A programming language is a set of commands and notations that provides instructions for computers to follow. If a programming language is like a recipe, the computer is like a chef who obeys the recipe. Programming languages can be used to help build websites & applications, create software programs, develop games & apps, and perform complex analytical tasks.
Python is an open-source programming language that is widely used in the fields of data analytics, business analytics, and data science. If you’re interested in big data, data mining, Machine Learning, and Artificial Intelligence, you will need to know Python. That’s why it’s an integral part of the curriculum in any analytics degree.
R is an open-source programming language that is used for statistical computing and data analysis. It’s one of the most commonly used languages in data mining. Commercial rivals for R include SAS, SPSS, and Stata.
Structured Query Language (SQL)
SQL is a domain-specific programming language used in relational database management.
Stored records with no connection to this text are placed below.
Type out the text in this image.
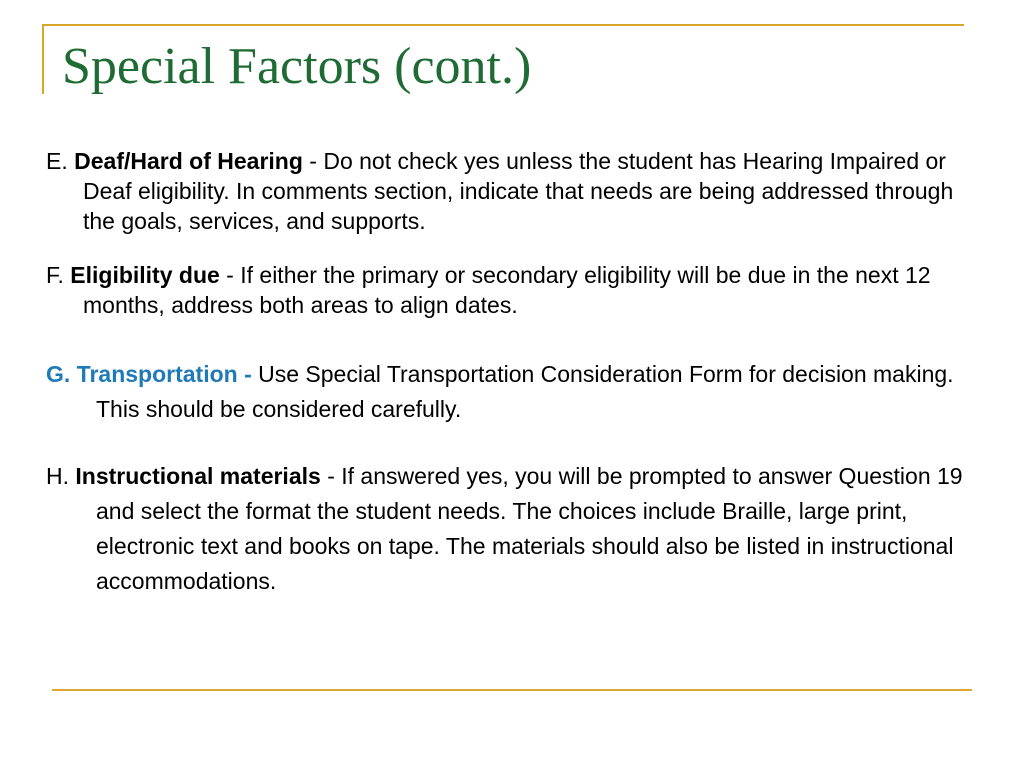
Special Factors (cont.)

E. Deaf/Hard of Hearing - Do not check yes unless the student has Hearing Impaired or Deaf eligibility. In comments section, indicate that needs are being addressed through the goals, services, and supports.

F. Eligibility due - If either the primary or secondary eligibility will be due in the next 12 months, address both areas to align dates.

G. Transportation - Use Special Transportation Consideration Form for decision making. This should be considered carefully.

H. Instructional materials - If answered yes, you will be prompted to answer Question 19 and select the format the student needs. The choices include Braille, large print, electronic text and books on tape. The materials should also be listed in instructional accommodations.
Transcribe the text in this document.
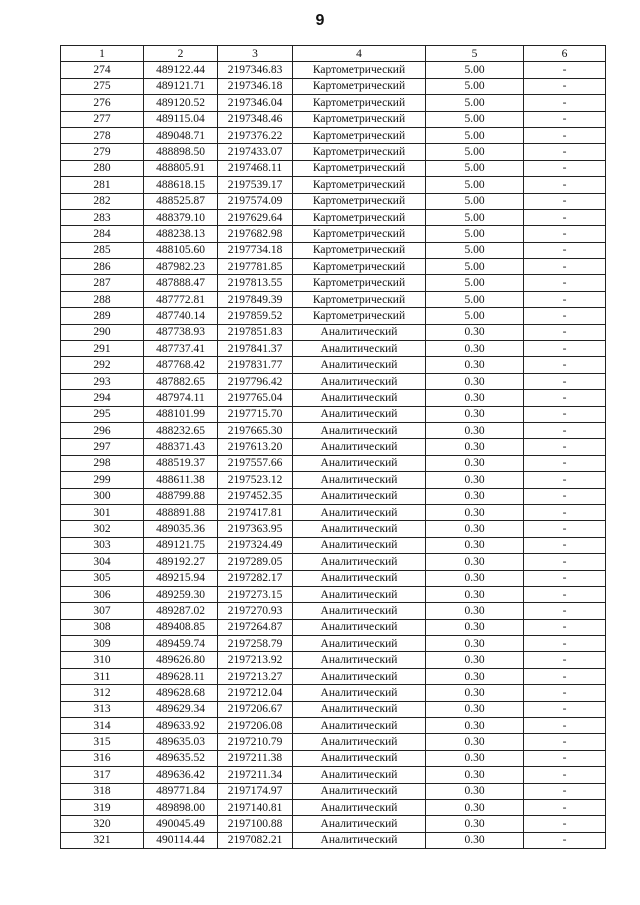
9
1	2	3	4	5	6
274	489122.44	2197346.83	Картометрический	5.00	-
275	489121.71	2197346.18	Картометрический	5.00	-
276	489120.52	2197346.04	Картометрический	5.00	-
277	489115.04	2197348.46	Картометрический	5.00	-
278	489048.71	2197376.22	Картометрический	5.00	-
279	488898.50	2197433.07	Картометрический	5.00	-
280	488805.91	2197468.11	Картометрический	5.00	-
281	488618.15	2197539.17	Картометрический	5.00	-
282	488525.87	2197574.09	Картометрический	5.00	-
283	488379.10	2197629.64	Картометрический	5.00	-
284	488238.13	2197682.98	Картометрический	5.00	-
285	488105.60	2197734.18	Картометрический	5.00	-
286	487982.23	2197781.85	Картометрический	5.00	-
287	487888.47	2197813.55	Картометрический	5.00	-
288	487772.81	2197849.39	Картометрический	5.00	-
289	487740.14	2197859.52	Картометрический	5.00	-
290	487738.93	2197851.83	Аналитический	0.30	-
291	487737.41	2197841.37	Аналитический	0.30	-
292	487768.42	2197831.77	Аналитический	0.30	-
293	487882.65	2197796.42	Аналитический	0.30	-
294	487974.11	2197765.04	Аналитический	0.30	-
295	488101.99	2197715.70	Аналитический	0.30	-
296	488232.65	2197665.30	Аналитический	0.30	-
297	488371.43	2197613.20	Аналитический	0.30	-
298	488519.37	2197557.66	Аналитический	0.30	-
299	488611.38	2197523.12	Аналитический	0.30	-
300	488799.88	2197452.35	Аналитический	0.30	-
301	488891.88	2197417.81	Аналитический	0.30	-
302	489035.36	2197363.95	Аналитический	0.30	-
303	489121.75	2197324.49	Аналитический	0.30	-
304	489192.27	2197289.05	Аналитический	0.30	-
305	489215.94	2197282.17	Аналитический	0.30	-
306	489259.30	2197273.15	Аналитический	0.30	-
307	489287.02	2197270.93	Аналитический	0.30	-
308	489408.85	2197264.87	Аналитический	0.30	-
309	489459.74	2197258.79	Аналитический	0.30	-
310	489626.80	2197213.92	Аналитический	0.30	-
311	489628.11	2197213.27	Аналитический	0.30	-
312	489628.68	2197212.04	Аналитический	0.30	-
313	489629.34	2197206.67	Аналитический	0.30	-
314	489633.92	2197206.08	Аналитический	0.30	-
315	489635.03	2197210.79	Аналитический	0.30	-
316	489635.52	2197211.38	Аналитический	0.30	-
317	489636.42	2197211.34	Аналитический	0.30	-
318	489771.84	2197174.97	Аналитический	0.30	-
319	489898.00	2197140.81	Аналитический	0.30	-
320	490045.49	2197100.88	Аналитический	0.30	-
321	490114.44	2197082.21	Аналитический	0.30	-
It can be used to store, extract, organize, manage, and manipulate data within databases.
Popular Analytics Software
Created by the SAS Institute, SAS is a statistical software suite that can be used for advanced analytics, business intelligence, data management, and predictive analytics tasks. It can access & retrieve large quantities of data, manage & manipulate the data, perform statistical analyses on the data, build predictive models, and generate reports.
Big Data Tools
Apache Hadoop is an open-source software framework and parallel data processing engine. It distributes its processing tasks across a Hadoop cluster—a collection of computers or “nodes” that are networked together and able to perform parallel computations. Through these clusters, Hadoop can store and analyze large amounts of structured, semi-structured & unstructured data sets.
Apache Spark is an open-source data processing framework / analytics engine that can quickly tackle processing tasks on extremely large data sets. It’s used for SQL processing, real-time processing, stream processing, and Machine Learning. Because it uses Random Access Memory (RAM), Spark is 100 times faster than Hadoop on smaller workloads.
In contrast to relational databases, which use relational tables, NoSQL databases store data in a variety of forms, including documents, graphs, and key-value stores. They’re particularly useful in storing unstructured data and capable of handling large, unrelated & rapidly changing data sources.